When I took a look at the campaign finance reports filed so far this year (post-election reports aren’t due till December), I tallied $668,000 in Wagner contributions to Republican candidates and party committees. That’s just through Oct. 24, a full two weeks before the election.
The next race
Wagner didn’t return my calls, but he’s said more than once he identifies with Trump as a businessman who wants to shake things up.
He’s said he’ll formally announce his run for governor in January, and that he’ll write a seven-figure check to his own campaign fund.
Can he pull it off? First, he has to win a Republican primary.
I called Gloria Lee Snover, chair of the Northampton County Republican Party, an early and avid Trump supporter.
She said she likes Wagner’s business background and no-nonsense approach, but wonders whether he’s likable enough to win. Maybe, she said. She’s just not sure.
“However,” she added, “I think there’s going to be other businessmen who run as well. I think you’re going to see several mini-Donald Trumps come out in this race.”
Snover said she’s already been approached by one she won’t name.
Franklin & Marshall professor Stephen Medvic made an interesting point — that Wagner’s success might depend on how the Trump presidency is regarded.
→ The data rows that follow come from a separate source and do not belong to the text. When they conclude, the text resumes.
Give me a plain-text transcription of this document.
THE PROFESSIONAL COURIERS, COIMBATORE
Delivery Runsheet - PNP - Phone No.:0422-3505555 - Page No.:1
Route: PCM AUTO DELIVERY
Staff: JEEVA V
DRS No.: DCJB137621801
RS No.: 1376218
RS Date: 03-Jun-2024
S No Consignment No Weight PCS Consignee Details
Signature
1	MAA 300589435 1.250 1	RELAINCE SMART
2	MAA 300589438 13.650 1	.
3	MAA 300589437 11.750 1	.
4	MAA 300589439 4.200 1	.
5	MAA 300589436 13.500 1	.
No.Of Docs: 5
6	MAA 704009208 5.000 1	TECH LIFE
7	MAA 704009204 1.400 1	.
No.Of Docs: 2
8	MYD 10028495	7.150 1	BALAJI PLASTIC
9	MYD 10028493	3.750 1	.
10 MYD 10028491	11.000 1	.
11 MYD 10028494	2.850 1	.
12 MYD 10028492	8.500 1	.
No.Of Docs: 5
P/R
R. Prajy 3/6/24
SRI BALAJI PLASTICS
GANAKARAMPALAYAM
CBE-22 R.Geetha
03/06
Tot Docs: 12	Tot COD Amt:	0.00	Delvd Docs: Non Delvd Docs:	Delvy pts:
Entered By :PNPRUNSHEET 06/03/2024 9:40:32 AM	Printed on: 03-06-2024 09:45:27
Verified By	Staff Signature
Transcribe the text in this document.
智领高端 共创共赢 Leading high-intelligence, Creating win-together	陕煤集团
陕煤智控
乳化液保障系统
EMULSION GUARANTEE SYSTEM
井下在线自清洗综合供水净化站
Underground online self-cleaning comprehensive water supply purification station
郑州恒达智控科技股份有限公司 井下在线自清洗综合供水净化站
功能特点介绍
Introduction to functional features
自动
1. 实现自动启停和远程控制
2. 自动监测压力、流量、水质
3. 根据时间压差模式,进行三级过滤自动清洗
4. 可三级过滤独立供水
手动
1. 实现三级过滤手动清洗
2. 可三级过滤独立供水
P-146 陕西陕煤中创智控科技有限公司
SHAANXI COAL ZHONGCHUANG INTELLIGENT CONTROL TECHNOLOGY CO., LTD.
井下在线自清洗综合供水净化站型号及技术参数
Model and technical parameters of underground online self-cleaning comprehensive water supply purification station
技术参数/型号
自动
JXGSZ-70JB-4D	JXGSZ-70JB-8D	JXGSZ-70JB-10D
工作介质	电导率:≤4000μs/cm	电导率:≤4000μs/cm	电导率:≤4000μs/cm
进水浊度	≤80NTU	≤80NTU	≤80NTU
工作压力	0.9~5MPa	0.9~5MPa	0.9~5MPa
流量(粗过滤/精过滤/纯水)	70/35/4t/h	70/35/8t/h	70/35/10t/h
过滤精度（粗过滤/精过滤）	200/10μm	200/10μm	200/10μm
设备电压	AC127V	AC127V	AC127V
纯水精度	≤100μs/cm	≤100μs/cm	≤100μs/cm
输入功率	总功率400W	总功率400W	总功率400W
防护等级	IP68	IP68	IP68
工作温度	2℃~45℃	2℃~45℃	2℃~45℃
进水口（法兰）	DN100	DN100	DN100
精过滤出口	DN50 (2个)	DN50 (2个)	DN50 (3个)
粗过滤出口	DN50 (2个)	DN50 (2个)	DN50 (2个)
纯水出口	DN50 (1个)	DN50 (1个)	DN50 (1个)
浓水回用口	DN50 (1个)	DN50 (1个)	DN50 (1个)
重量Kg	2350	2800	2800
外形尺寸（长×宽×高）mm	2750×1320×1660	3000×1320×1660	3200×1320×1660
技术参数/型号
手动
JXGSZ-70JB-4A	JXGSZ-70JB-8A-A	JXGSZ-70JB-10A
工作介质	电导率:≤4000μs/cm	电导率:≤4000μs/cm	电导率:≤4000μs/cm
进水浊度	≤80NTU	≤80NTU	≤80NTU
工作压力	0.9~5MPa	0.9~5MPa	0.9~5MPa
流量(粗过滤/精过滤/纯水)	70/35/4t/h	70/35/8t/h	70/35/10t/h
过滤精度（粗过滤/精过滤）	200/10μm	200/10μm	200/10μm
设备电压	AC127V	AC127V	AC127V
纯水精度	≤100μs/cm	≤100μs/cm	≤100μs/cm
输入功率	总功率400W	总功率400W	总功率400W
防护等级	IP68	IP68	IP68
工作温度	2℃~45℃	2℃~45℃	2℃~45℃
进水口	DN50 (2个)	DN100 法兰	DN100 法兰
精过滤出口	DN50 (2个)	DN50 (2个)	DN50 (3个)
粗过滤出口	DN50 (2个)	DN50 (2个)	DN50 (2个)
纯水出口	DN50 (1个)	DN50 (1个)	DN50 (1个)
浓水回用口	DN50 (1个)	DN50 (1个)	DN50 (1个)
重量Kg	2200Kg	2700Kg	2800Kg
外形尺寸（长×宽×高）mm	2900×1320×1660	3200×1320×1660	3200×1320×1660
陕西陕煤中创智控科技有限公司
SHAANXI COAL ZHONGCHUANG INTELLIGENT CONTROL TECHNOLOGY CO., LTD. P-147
If Trump does well, more voters might be willing to go for a businessman with little government experience.
On the other hand, he said, “If the first year is really rocky for Donald Trump, people may say, ‘Well, another person who’s successful in business but doesn’t have a lot of government experience, who’s burned some bridges and made some enemies, maybe that’s not the way to go.'”
There are many other potential Republican candidates, including Senate Majority leader Corman, House Speaker Mike Turzai, and western Pennsylvania Congressman Mike Kelly.
Snover said she thinks it could be a crowded field, and she’d like to see one of them “take a leap of faith” and instead challenge Democratic U.S. Sen. Bob Casey, who’s also up for re-election in 2018.